Fox Tales

fox -- head in profile
watercolor | Fox | copyright Liz Macklin 2015

A fox ran past our house the other night. I spotted it under the streetlight. My neighbor saw it, too.

My favorite book from childhood, The Anthology of Children’s Literature, included “The Wonderful Tar-Baby Story” by Joel Chandler Harris. You might also remember the story from the Disney movie, Song of the South. Brer Rabbit and Brer Fox trick each other. The fox catches the rabbit with a very sticky ruse, the Tar Baby. To avoid becoming barbecue, the rabbit pleads, “Please don’t throw me into the briar patch!” Of course, the fox flings the rabbit straight into the thicket.

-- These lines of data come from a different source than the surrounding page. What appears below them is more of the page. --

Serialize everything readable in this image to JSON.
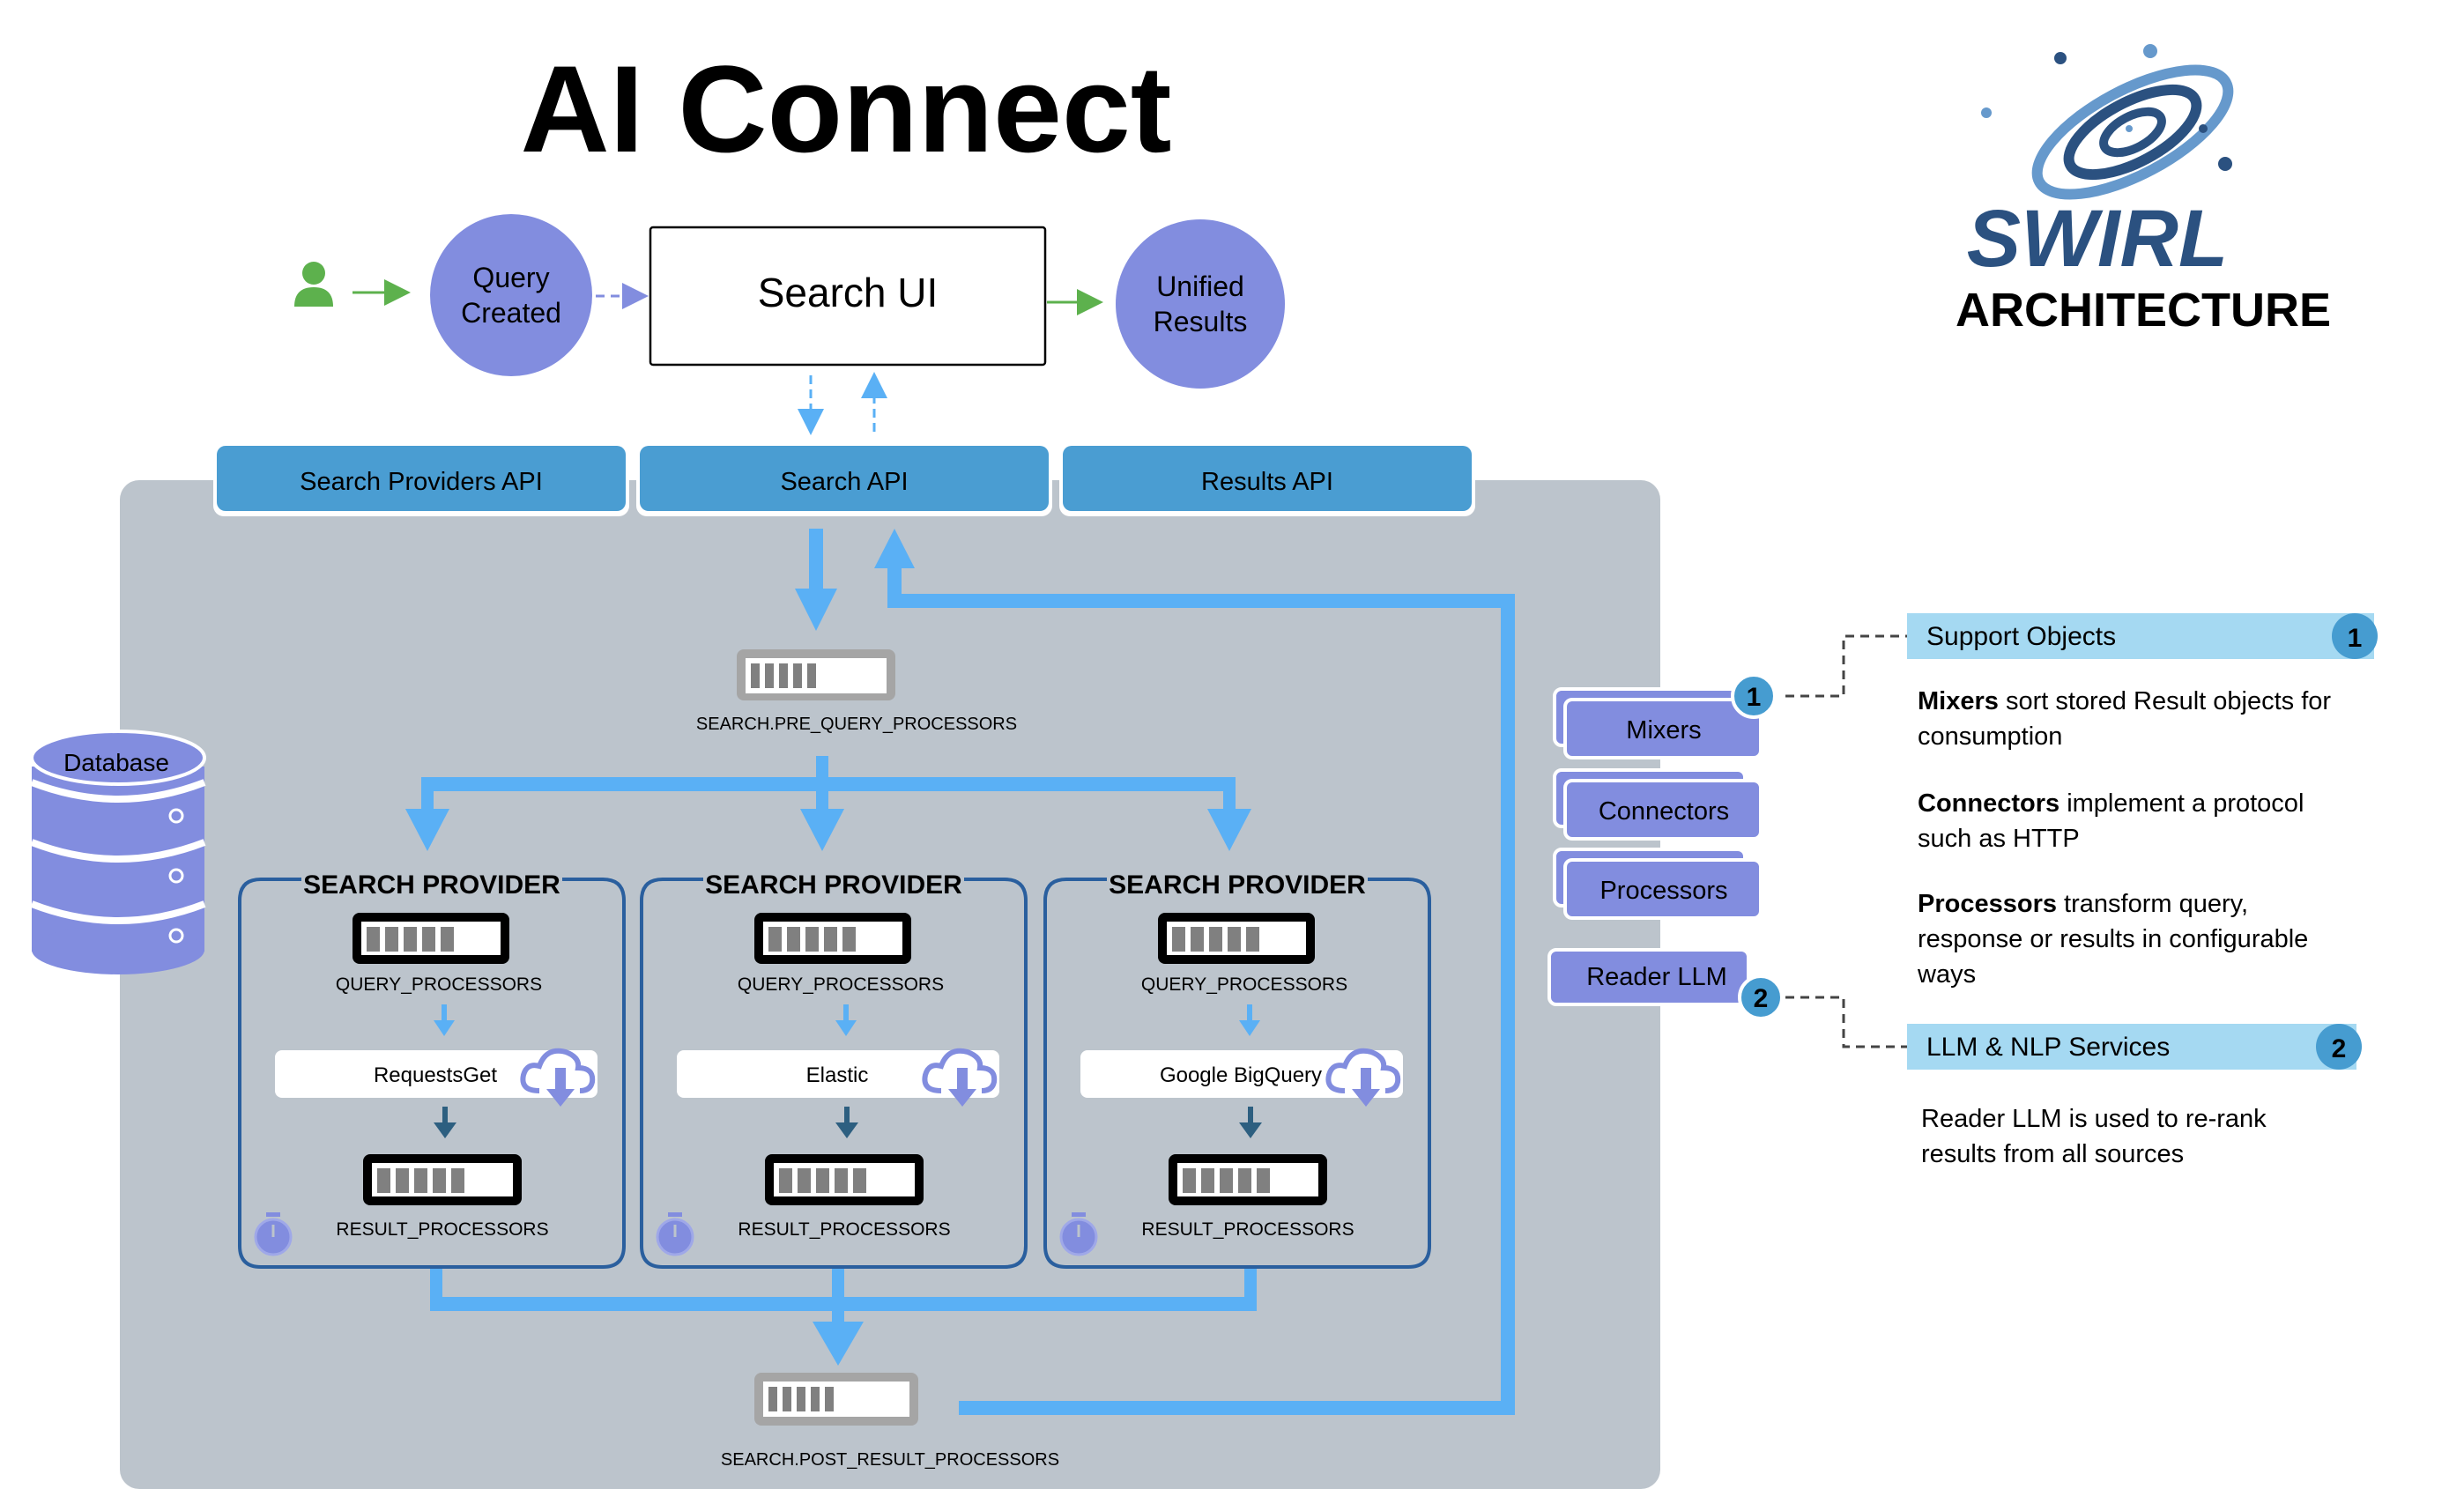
{
  "header": {
    "title": "AI Connect",
    "brand": "SWIRL",
    "subtitle": "ARCHITECTURE"
  },
  "flow": {
    "query_created": [
      "Query",
      "Created"
    ],
    "search_ui": "Search UI",
    "unified_results": [
      "Unified",
      "Results"
    ]
  },
  "apis": [
    {
      "label": "Search Providers API"
    },
    {
      "label": "Search API"
    },
    {
      "label": "Results API"
    }
  ],
  "pipeline": {
    "pre_query": "SEARCH.PRE_QUERY_PROCESSORS",
    "post_result": "SEARCH.POST_RESULT_PROCESSORS",
    "database": "Database"
  },
  "providers": [
    {
      "title": "SEARCH PROVIDER",
      "query_processors": "QUERY_PROCESSORS",
      "connector": "RequestsGet",
      "result_processors": "RESULT_PROCESSORS"
    },
    {
      "title": "SEARCH PROVIDER",
      "query_processors": "QUERY_PROCESSORS",
      "connector": "Elastic",
      "result_processors": "RESULT_PROCESSORS"
    },
    {
      "title": "SEARCH PROVIDER",
      "query_processors": "QUERY_PROCESSORS",
      "connector": "Google BigQuery",
      "result_processors": "RESULT_PROCESSORS"
    }
  ],
  "support_stack": [
    {
      "label": "Mixers"
    },
    {
      "label": "Connectors"
    },
    {
      "label": "Processors"
    },
    {
      "label": "Reader LLM"
    }
  ],
  "legend": {
    "support_objects": {
      "title": "Support Objects",
      "badge": "1"
    },
    "llm_services": {
      "title": "LLM & NLP Services",
      "badge": "2"
    },
    "mixers": {
      "bold": "Mixers",
      "text": " sort stored Result objects for consumption"
    },
    "connectors": {
      "bold": "Connectors",
      "text": " implement a protocol such as HTTP"
    },
    "processors": {
      "bold": "Processors",
      "text": " transform query, response or results in configurable ways"
    },
    "reader_llm": "Reader LLM is used to re-rank results from all sources"
  },
  "colors": {
    "panel": "#bcc4cc",
    "api": "#4a9dd2",
    "flow": "#5ab0f5",
    "purple": "#828ddf",
    "provider_border": "#2a5f9e",
    "badge": "#469cd0",
    "legend_bar": "#a5d9f2",
    "green": "#5db14d",
    "swirl_dark": "#2b5180",
    "swirl_light": "#6699cc"
  }
}
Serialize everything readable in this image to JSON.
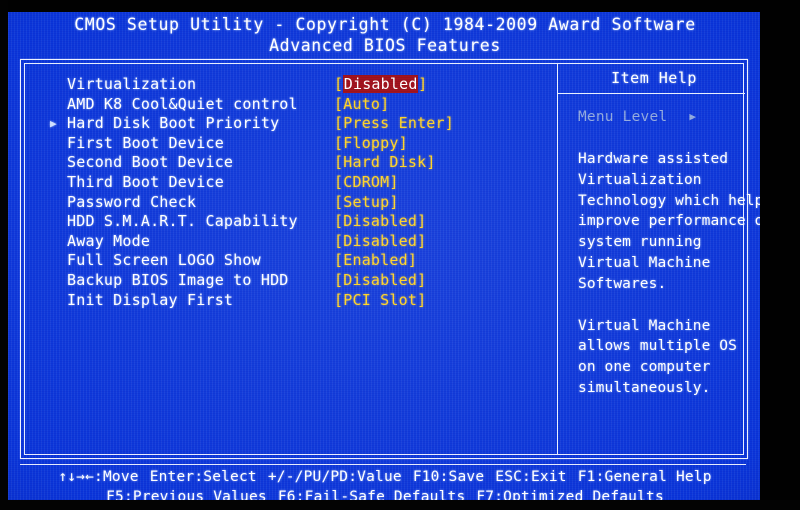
{
  "screen": {
    "background_color": "#0a34d8",
    "text_color": "#ffffff",
    "value_color": "#ffd21e",
    "highlight_background": "#9d0b16",
    "dim_text_color": "#8fa8dd"
  },
  "title": {
    "line1": "CMOS Setup Utility - Copyright (C) 1984-2009 Award Software",
    "line2": "Advanced BIOS Features"
  },
  "options": [
    {
      "marker": "",
      "label": "Virtualization",
      "value_open": "[",
      "value": "Disabled",
      "value_close": "]",
      "highlighted": true
    },
    {
      "marker": "",
      "label": "AMD K8 Cool&Quiet control",
      "value_open": "[",
      "value": "Auto",
      "value_close": "]",
      "highlighted": false
    },
    {
      "marker": "▶",
      "label": "Hard Disk Boot Priority",
      "value_open": "[",
      "value": "Press Enter",
      "value_close": "]",
      "highlighted": false
    },
    {
      "marker": "",
      "label": "First Boot Device",
      "value_open": "[",
      "value": "Floppy",
      "value_close": "]",
      "highlighted": false
    },
    {
      "marker": "",
      "label": "Second Boot Device",
      "value_open": "[",
      "value": "Hard Disk",
      "value_close": "]",
      "highlighted": false
    },
    {
      "marker": "",
      "label": "Third Boot Device",
      "value_open": "[",
      "value": "CDROM",
      "value_close": "]",
      "highlighted": false
    },
    {
      "marker": "",
      "label": "Password Check",
      "value_open": "[",
      "value": "Setup",
      "value_close": "]",
      "highlighted": false
    },
    {
      "marker": "",
      "label": "HDD S.M.A.R.T. Capability",
      "value_open": "[",
      "value": "Disabled",
      "value_close": "]",
      "highlighted": false
    },
    {
      "marker": "",
      "label": "Away Mode",
      "value_open": "[",
      "value": "Disabled",
      "value_close": "]",
      "highlighted": false
    },
    {
      "marker": "",
      "label": "Full Screen LOGO Show",
      "value_open": "[",
      "value": "Enabled",
      "value_close": "]",
      "highlighted": false
    },
    {
      "marker": "",
      "label": "Backup BIOS Image to HDD",
      "value_open": "[",
      "value": "Disabled",
      "value_close": "]",
      "highlighted": false
    },
    {
      "marker": "",
      "label": "Init Display First",
      "value_open": "[",
      "value": "PCI Slot",
      "value_close": "]",
      "highlighted": false
    }
  ],
  "help": {
    "title": "Item Help",
    "menu_level_label": "Menu Level",
    "menu_level_arrow": "▶",
    "paragraph1": [
      "Hardware assisted",
      "Virtualization",
      "Technology which help",
      "improve performance of",
      "system running",
      "Virtual Machine",
      "Softwares."
    ],
    "paragraph2": [
      "Virtual Machine",
      "allows multiple OS",
      "on one computer",
      "simultaneously."
    ]
  },
  "footer": {
    "row1": [
      "↑↓→←:Move",
      "Enter:Select",
      "+/-/PU/PD:Value",
      "F10:Save",
      "ESC:Exit",
      "F1:General Help"
    ],
    "row2": [
      "F5:Previous Values",
      "F6:Fail-Safe Defaults",
      "F7:Optimized Defaults"
    ]
  }
}
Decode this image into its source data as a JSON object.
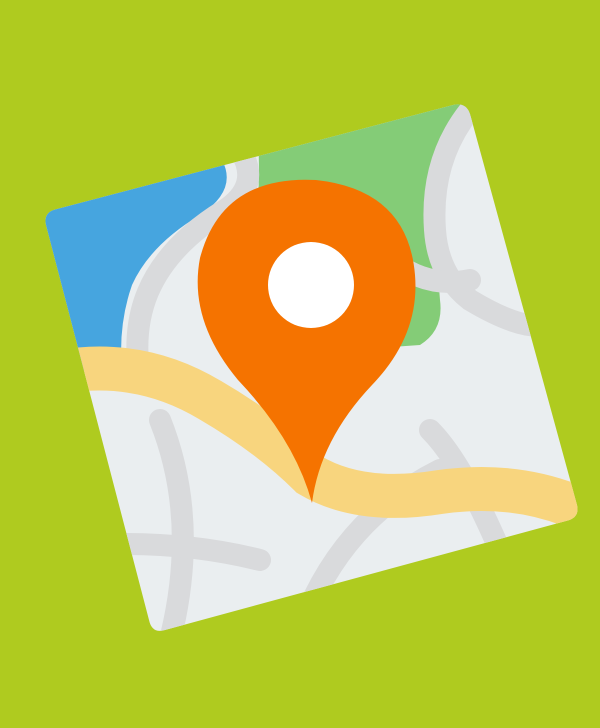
{
  "colors": {
    "background": "#AFCB1F",
    "map_base": "#EAEEF0",
    "water": "#46A5DF",
    "park": "#84CC77",
    "highway": "#F8D57E",
    "streets": "#D9DADC",
    "pin": "#F57300",
    "pin_dot": "#FFFFFF"
  },
  "icons": {
    "map": "map-icon",
    "pin": "location-pin-icon"
  }
}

Virginia Hamilton retells this story in her anthology, The People Could Fly, and the rabbit cries, “Hot lettuce pie! This is where I want to be,” as he lands in the briars — free and safe.

Peter Spier’s The Fox went out on a chilly night features a roguish fox that fares better. He races through town and country and arrives home with dinner for a den full of kits. Emily Gleichenhaus sings this melody on the CD for her program, Sing Books with Emily. You can catch her performances for children at libraries in Northern Virginia.

For glimpses of foxes — I paint the taxidermy specimens, alas! — in Arlington, Virginia, visit the nature centers at Potomac Overlook Park and Long Branch Nature Center.

Note: I noticed today (May 14, 2015) that my copy of The Fox went out on a chilly night, the seventeenth printing, has only “The Fox” capitalized in the title. The other words are written underneath in lower case. As the photo on Emily’s web site shows, more recent printings capitalize using familiar rules, The Fox Went Out on a Chilly Night.